And FYI because its driving me nuts, you sow seeds, and sew dresses.


----------



## merince (Jul 19, 2011)

*Re: When to sew goldenrod seed?*

philip.devos, please share the source for the seeds! I like to add some into my garden and was planning on collecting seeds from the wild one here.

Maria Donnelly


----------



## Just Krispy (Aug 1, 2013)

*Re: When to sew goldenrod seed?*

Late fall is when nature plants its flowers. I have read to wait until first frost and then toss the seeds.


----------



## MaydayMalone (Jan 19, 2012)

*Re: When to sew goldenrod seed?*

Wow, guys.....I have TONS of goldenrod where I live. I'm not sure how much $$$ you paid for seed, but if you paid the shipping, I would gladly send you as much as you want.


----------



## khicks12 (Feb 28, 2012)

*Re: When to sew goldenrod seed?*

You seriously buy goldenrod seeds? Your climate, soil, or something must be much different than where I live. Here, all you have to do to have goldenrod is not mow the area where you want it. Maybe I'll start selling goldenrod seeds


----------



## burns375 (Jul 15, 2013)

*Re: When to sew goldenrod seed?*

If the seed does not germinate until spring, I would wait until spring, prepare the site and spread then.


----------



## MaydayMalone (Jan 19, 2012)

I disagree. Autumn is the time to sow your seeds. Cover them with the surrounding ground cover.


----------



## philip.devos (Aug 10, 2013)

*Re: When to sew goldenrod seed?*



khicks12 said:


> You seriously buy goldenrod seeds? Your climate, soil, or something must be much different than where I live. Here, all you have to do to have goldenrod is not mow the area where you want it. Maybe I'll start selling goldenrod seeds


:doh: Sew I am going to so some goldenrod.. Thank you all for your input. Merince, you might want to contact khicks; I got my seed from Outsidepride.com. It is Solidago Goldenrod, cost $8.99, and $2.00 shipping (from Oregon). . I don't know why I chose the Solidago, so you might want to do better due diligence than I did.

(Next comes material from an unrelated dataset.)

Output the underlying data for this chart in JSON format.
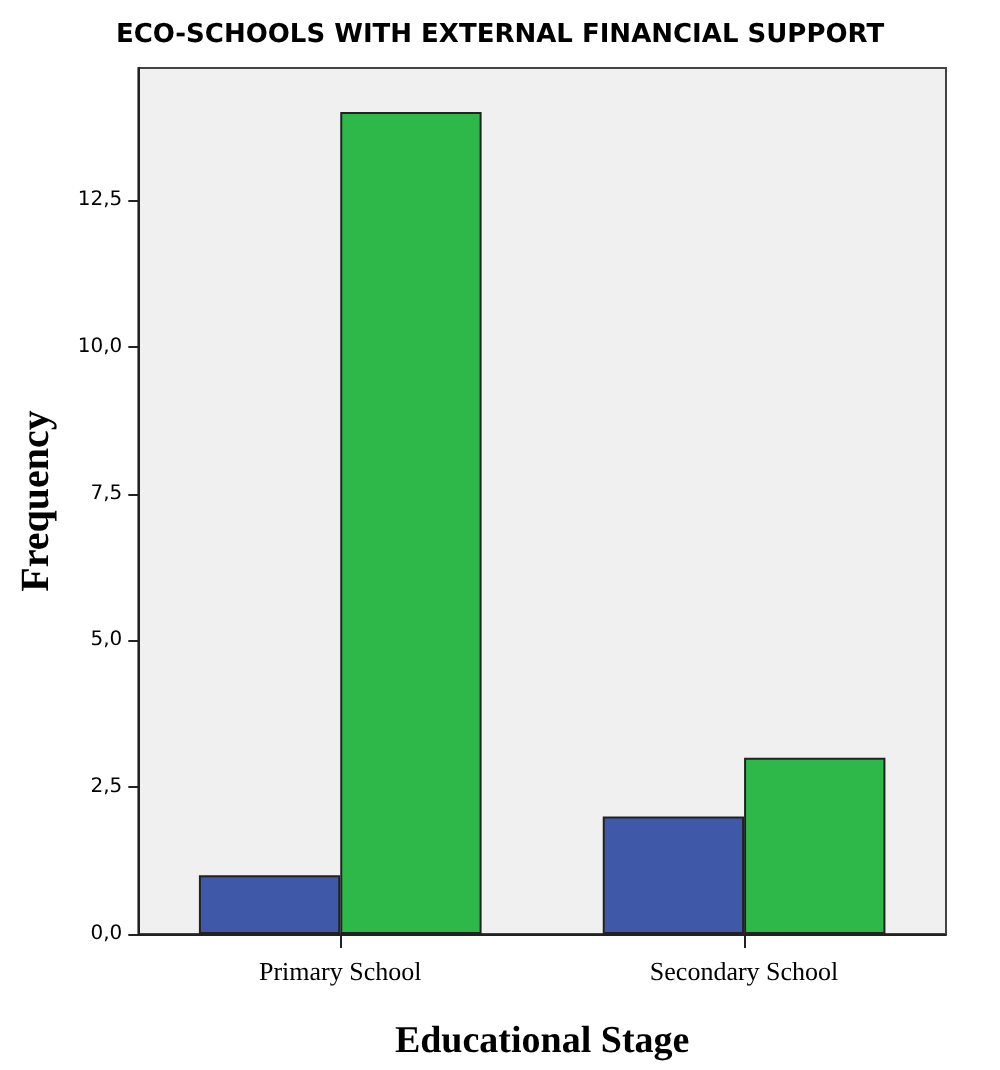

About 3 miles from our hives there is a large stand of Goldenrod, at least 1/2 acre. This week I took a bunch of pics, as the bees were all over it. Alas, there is none near our hives, so I want to plant some about 200 feet from the hives.


----------



## Rader Sidetrack (Nov 30, 2011)

*Re: When to sew goldenrod seed?*

The vendor of the goldenrod seed offers planting advice:


> Sow Solidago seeds directly outdoors in a weed free seedbed. Goldenrod seeds benefit from a late fall planting. The cold, moist weather of winter will actually help break the dormancy of the flower seeds. Broadcast the seed in late fall or early winter and lightly rake the Rigid Goldenrod seeds into the soil. When temperatures warm in the spring, the seed will begin to germinate.
> 
> http://www.outsidepride.com/seed/flower-seed/solidago-goldenrod.html


The USDA offers advice on planting goldenrod, here:


> Seeding Dates: Sow unstratified seed in the fall, November to March, stratified seed in the spring, April to May.
> 
> http://www.plant-materials.nrcs.usda.gov/pubs/mopmcpgolrirnoia.pdf


Seed stratification involves pretreating seeds by _simulating _winter to prepare them for better germination. More on that concept here:
http://en.wikipedia.org/wiki/Stratification_(botany)


On my property, goldenrod grows wild in sunny areas, reseeds itself, and expands its coverage if I remove some trees. I don't find goldenrod in areas of overhead shade.


----------



## philip.devos (Aug 10, 2013)

*Re: When to sew goldenrod seed?*

Thanks Rader!


----------



## burns375 (Jul 15, 2013)

MaydayMalone said:


> I disagree. Autumn is the time to sow your seeds. Cover them with the surrounding ground cover.



Sweet. If the seeds require a cold wait, then I would put the seeds in the garage or shed over winter and spread in spring. Many seeds people say require stratisfication don't, if GR absolutely requires it then yes. Im just saying what I would do, my preference would be to sow in spring. Ill do a test plot on my property. Seeds sowed in November, seeds stored inside home and sown in spring, seeds stored in outside shed and sown in spring I doubt there is little difference, but wouldn't know until conducting experiment.


----------



## mac (May 1, 2005)

Well GR is sown naturally in the fall. Once the flowers turn to fluff the wind blows it around or it just falls to the ground


----------



## tsmullins (Feb 17, 2011)

*Re: When to sew goldenrod seed?*



MaydayMalone said:


> Wow, guys.....I have TONS of goldenrod where I live. I'm not sure how much $$$ you paid for seed, but if you paid the shipping, I would gladly send you as much as you want.


If the offer still stands, I would gladly pay shipping.

SHane


----------



## JRG13 (May 11, 2012)

*Re: When to sew goldenrod seed?*

Philip,

I got the same packet of seeds... I swear when I placed the order they had multiple varieties available, a few days later only solidago was listed, therefore, that is why you probably got it.


----------